In order to understand Mississippi, you have to understand that it has been one of the poorest states in the Union since the Civil War. Poverty is ruthless, and it can make people ruthless through their fear. Education is the ladder up, and was central to the Civil Rights conversation in MS. Back then, less than half of students graduated from white schools and less than ten percent graduated from black schools. To put that in perspective, if 20% of the population was white and 80% was black, that means a less 20% of the total population was able to complete basic education. Further learning like high school, college prep, and college were often a fantasy. People had to work. Opportunity felt scarce, and it was.
History is not remembered by the ones who lived it. When walking through the museum exhibits, my grandmother mentioned to me that there could have been more focus on how the solution was achieved. Change happens from both the bottom up and the top down. First, people had to cultivate the notion that they had a right to challenge the situation. Avatars of strength, faith, and music developed community. Then, inequalities had to be declared unconstitutional. And only then could the work to coexist begin. The goal was No Violence. My mother said this was a remarkable time in that just showing up and going to school and having a normal day really truly mattered. The eyes of the nation were on them. I heard another sharp woman say it took a long time to get the 14th Amendment (racial equality) right, and they still hadn’t quite figured the 19th one out (gender equality), which I have also acutely experienced. What does it take for a person to truly change their mind about themselves and others?

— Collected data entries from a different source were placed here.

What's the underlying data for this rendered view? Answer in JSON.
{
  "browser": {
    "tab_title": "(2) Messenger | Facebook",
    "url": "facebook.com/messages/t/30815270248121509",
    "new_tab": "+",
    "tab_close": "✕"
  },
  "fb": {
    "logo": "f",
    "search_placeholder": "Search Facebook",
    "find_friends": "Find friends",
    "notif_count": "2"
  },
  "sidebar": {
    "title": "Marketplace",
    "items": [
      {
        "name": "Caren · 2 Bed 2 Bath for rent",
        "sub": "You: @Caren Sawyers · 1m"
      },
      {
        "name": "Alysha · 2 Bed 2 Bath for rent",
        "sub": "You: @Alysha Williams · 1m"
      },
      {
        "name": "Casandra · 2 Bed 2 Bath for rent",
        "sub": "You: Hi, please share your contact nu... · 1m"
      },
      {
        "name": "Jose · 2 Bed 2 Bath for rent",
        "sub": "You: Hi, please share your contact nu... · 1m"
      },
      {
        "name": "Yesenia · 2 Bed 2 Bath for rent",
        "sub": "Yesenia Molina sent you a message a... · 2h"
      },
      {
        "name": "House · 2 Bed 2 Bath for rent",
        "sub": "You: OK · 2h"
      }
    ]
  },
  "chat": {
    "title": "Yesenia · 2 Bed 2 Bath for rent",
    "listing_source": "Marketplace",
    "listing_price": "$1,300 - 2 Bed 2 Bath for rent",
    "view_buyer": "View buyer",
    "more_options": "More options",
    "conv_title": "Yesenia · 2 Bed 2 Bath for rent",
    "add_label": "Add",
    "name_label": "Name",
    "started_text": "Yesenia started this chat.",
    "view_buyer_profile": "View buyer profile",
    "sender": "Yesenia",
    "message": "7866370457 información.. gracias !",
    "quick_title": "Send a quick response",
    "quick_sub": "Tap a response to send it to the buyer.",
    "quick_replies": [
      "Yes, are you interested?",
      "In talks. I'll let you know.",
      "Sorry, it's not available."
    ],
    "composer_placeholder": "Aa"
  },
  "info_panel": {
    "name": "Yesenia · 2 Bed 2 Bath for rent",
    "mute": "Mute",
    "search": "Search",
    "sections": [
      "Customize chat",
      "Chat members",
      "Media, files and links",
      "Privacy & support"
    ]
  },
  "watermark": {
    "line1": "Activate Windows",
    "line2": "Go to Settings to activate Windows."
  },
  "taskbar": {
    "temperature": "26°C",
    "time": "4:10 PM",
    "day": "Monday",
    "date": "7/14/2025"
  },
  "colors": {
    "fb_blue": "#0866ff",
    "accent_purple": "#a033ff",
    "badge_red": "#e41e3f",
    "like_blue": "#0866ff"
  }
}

The reality is that we live in a very different world than my grandparents. Yet the conflicts still look the same: race, religion, gender, immigration status. Underneath that is the same fear, with the same face, on a different scale. The stakes feel high, because they are. I wish I understood better what my grandmother meant about how the solutions were achieved, and I’d like to invite you to join in this inquiry. We are people who are not just good or bad, but bold and haunted and dangerously willing to find change.